Quatrième chapitre de notre revue des 25 dernières années, et sans doute le plus difficile à réaliser de tous, celui concernant les romans préférés de la Rédaction Benzine pour ce premier quart de siècle. Difficile, car la lecture plus que n’importe quelle autre « pratique » est quelque chose de terriblement intime et personnel, qui n’a dans la plupart des cas rien à faire des reconnaissances critiques, des prix littéraires, etc. Avec 175 livres cités en tout, ce ne fut pas facile, mais le résultat est là. Et nous l’aimons bien !
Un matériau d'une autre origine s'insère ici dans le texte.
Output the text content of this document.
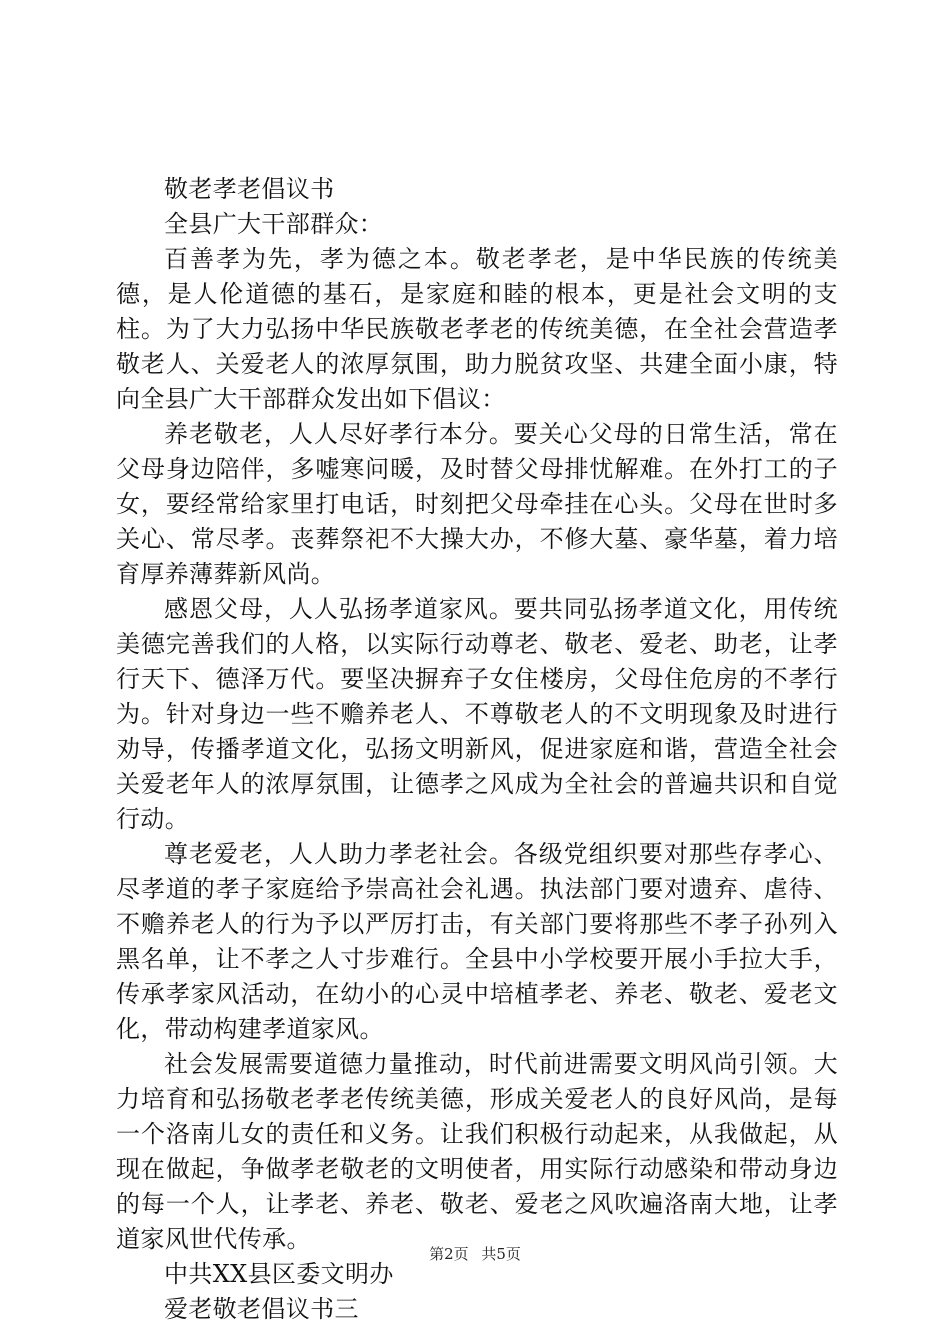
敬老孝老倡议书

全县广大干部群众：

百善孝为先，孝为德之本。敬老孝老，是中华民族的传统美德，是人伦道德的基石，是家庭和睦的根本，更是社会文明的支柱。为了大力弘扬中华民族敬老孝老的传统美德，在全社会营造孝敬老人、关爱老人的浓厚氛围，助力脱贫攻坚、共建全面小康，特向全县广大干部群众发出如下倡议：

养老敬老，人人尽好孝行本分。要关心父母的日常生活，常在父母身边陪伴，多嘘寒问暖，及时替父母排忧解难。在外打工的子女，要经常给家里打电话，时刻把父母牵挂在心头。父母在世时多关心、常尽孝。丧葬祭祀不大操大办，不修大墓、豪华墓，着力培育厚养薄葬新风尚。

感恩父母，人人弘扬孝道家风。要共同弘扬孝道文化，用传统美德完善我们的人格，以实际行动尊老、敬老、爱老、助老，让孝行天下、德泽万代。要坚决摒弃子女住楼房，父母住危房的不孝行为。针对身边一些不赡养老人、不尊敬老人的不文明现象及时进行劝导，传播孝道文化，弘扬文明新风，促进家庭和谐，营造全社会关爱老年人的浓厚氛围，让德孝之风成为全社会的普遍共识和自觉行动。

尊老爱老，人人助力孝老社会。各级党组织要对那些存孝心、尽孝道的孝子家庭给予崇高社会礼遇。执法部门要对遗弃、虐待、不赡养老人的行为予以严厉打击，有关部门要将那些不孝子孙列入黑名单，让不孝之人寸步难行。全县中小学校要开展小手拉大手，传承孝家风活动，在幼小的心灵中培植孝老、养老、敬老、爱老文化，带动构建孝道家风。

社会发展需要道德力量推动，时代前进需要文明风尚引领。大力培育和弘扬敬老孝老传统美德，形成关爱老人的良好风尚，是每一个洛南儿女的责任和义务。让我们积极行动起来，从我做起，从现在做起，争做孝老敬老的文明使者，用实际行动感染和带动身边的每一个人，让孝老、养老、敬老、爱老之风吹遍洛南大地，让孝道家风世代传承。

中共XX县区委文明办

爱老敬老倡议书三

第2页 共5页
Chaque année, deux fois par an, à chaque rentrée littéraire, déferlent sur la France des centaines de nouveaux romans. Et si l’on ajoute ceux venus d’ailleurs, on renonce vite à faire le compte. Multipliez ça par vingt-cinq années, et vous obtenez un chiffre qui donne presque des crampes rien qu’à l’idée de l’écrire. Et n’en déplaise à celles et ceux que cette profusion effraie ou dérange, c’est une vraie bénédiction. Cette luxuriance, cette diversité vertigineuse, ce foisonnement de voix et de formes, c’est exactement ce qui fait la vitalité de la littérature contemporaine. Il y en a pour tous, de quoi se sentir bien, bousculé, apaisé ou même offensé – bref, vivant. Alors, quand il s’agit de réduire ce bouillonnement littéraire à vingt-cinq titres seulement, même les chroniqueuses et chroniqueurs de Benzine, qui ont lu (vraiment) beaucoup mais pas tout, hésitent, se torturent les méninges pour réussir à savoir quoi choisir. Au final, on a une image – certainement pas un classement, ni un verdict définitif – de ce que nous avons aimé, et que nous voulons partager et défendre.
Il est intéressant de voir à la fois une véritable logique et une indéniable diversité dans cette liste. Des auteurs qui sont (parmi) les plus marquants du quart de siècle, et même du siècle précédent sont là. L’ex-« golden boy » scandaleux Brett Easton Ellis des années 80-90 est ainsi devenu l’un de ces monstres sacrés de la littérature qui ont fait une quasi-unanimité chez nos chroniqueuses et chroniqueurs. Autre auteur « polémique » qui a recueilli beaucoup de votes : Michel Houellebecq. Il a marqué la littérature, non seulement en France, et on vous conseille de le lire pour vous en rendre compte, pour aller au-delà de l’image parfois caricaturale dont on l’affube. Haruki Murakami fait aussi partie de ce petit nombre d’écrivains que nous avons tous cités : à la fois adoré à travers le monde – il est l’un des auteurs actuels les plus lus un peu partout sur la planète – et souvent vaguement « méprisé » par certains « intellectuels » critiquant son succès, il a désormais une oeuvre impressionnante de richesse et de complexité.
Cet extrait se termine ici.